The majority-state-owned Fortum said it aims to retreat from the Russian market and write down its pipeline exposure.

A Fortum power plant in Chelyabinsk, Russia (file photo). Image: Kimmo Porttila / Yle

Finland's biggest energy company, Fortum, said on Tuesday that it will take a loss of nearly one billion euros related to the cancelled Nord Stream 2 pipeline project.

Its German subsidiary Uniper has an outstanding loan to the project company that totals 987 million euros including accrued interest. Fortum said it will write down its receivables and forfeit expected interest income of some 100 million euros annually.

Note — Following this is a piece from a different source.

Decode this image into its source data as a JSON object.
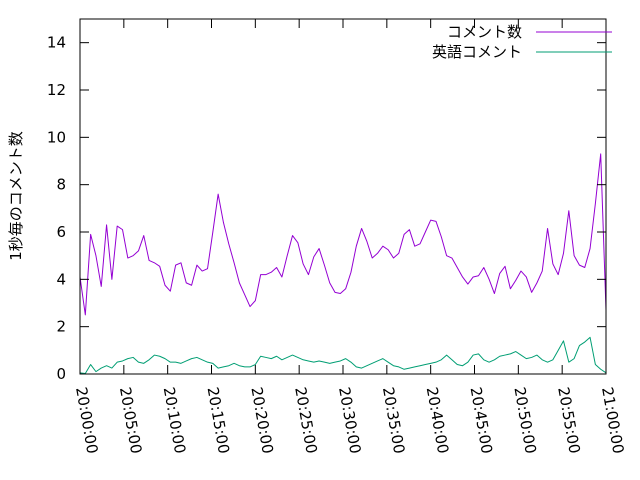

The majority state-owned Fortum also said it aims to sell off its Uniper power plants in Russia.

Uniper shares leaped by more than nine percent and Fortum's by almost seven percent after the parent company signalled its retreat from the Russian market and wrote down its exposure to the pipeline. The two issues have raised investor concern since Russia's attack on Ukraine, and Germany's subsequent decision to pull the plug on the pipeline, which was intended to transport Russian fossil gas to continental Europe.

Uniper shares had lost more than half their value since the beginning of this year.

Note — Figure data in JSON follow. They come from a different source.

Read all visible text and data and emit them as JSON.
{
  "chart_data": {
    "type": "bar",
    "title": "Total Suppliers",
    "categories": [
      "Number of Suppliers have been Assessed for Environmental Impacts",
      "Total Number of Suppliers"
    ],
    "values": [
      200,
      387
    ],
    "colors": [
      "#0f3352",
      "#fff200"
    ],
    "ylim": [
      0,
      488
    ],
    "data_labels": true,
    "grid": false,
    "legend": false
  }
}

Fortum said that Uniper has been preparing for the possible sale of its separately listed Russian subsidiary Unipro since the end of last year, and that this process will be resumed as soon as possible.

Uniper still buying Russian coal

Unipro has five power plants in Russia with a combined production capacity of more than 11 gigawatts and 4,300 employees. Altogether Uniper and Fortum own a dozen power plants in Russia, mostly gas-powered.

Uniper has halted all new investments in Russia and fund transfers to Unipro.

The German firm said it will not extend or begin new coal or gas procurement contracts with Russian suppliers. However, Uniper "will continue with the existing, long-term gas import contracts from Russia as they play an important role in securing heating for German households and gas for industrial processes in Europe," Fortum VP Ingela Ulfves said in a statement on Tuesday.

Fortum, which is nearly 51 percent owned by the Finnish state, is by far the country's largest energy company. Last Thursday, it said had stopped all new investment projects in Russia.

Fortum's operations in Russia, including the Nord Stream investment, were estimated to be worth some 5.5 billion euros. Last year, Russian operations accounted for about one-fifth of the group's total profit.

Fortum also owns 34 percent of the planned Fennovoima nuclear power plant in western Finland, which was to be built by a Russian state firm, with key equipment to be manufactured in eastern Ukraine.

Two days after the invasion, Minister for Economic Affairs Mika Lintilä (Cen) indicated that the project would be put on hold indefinitely.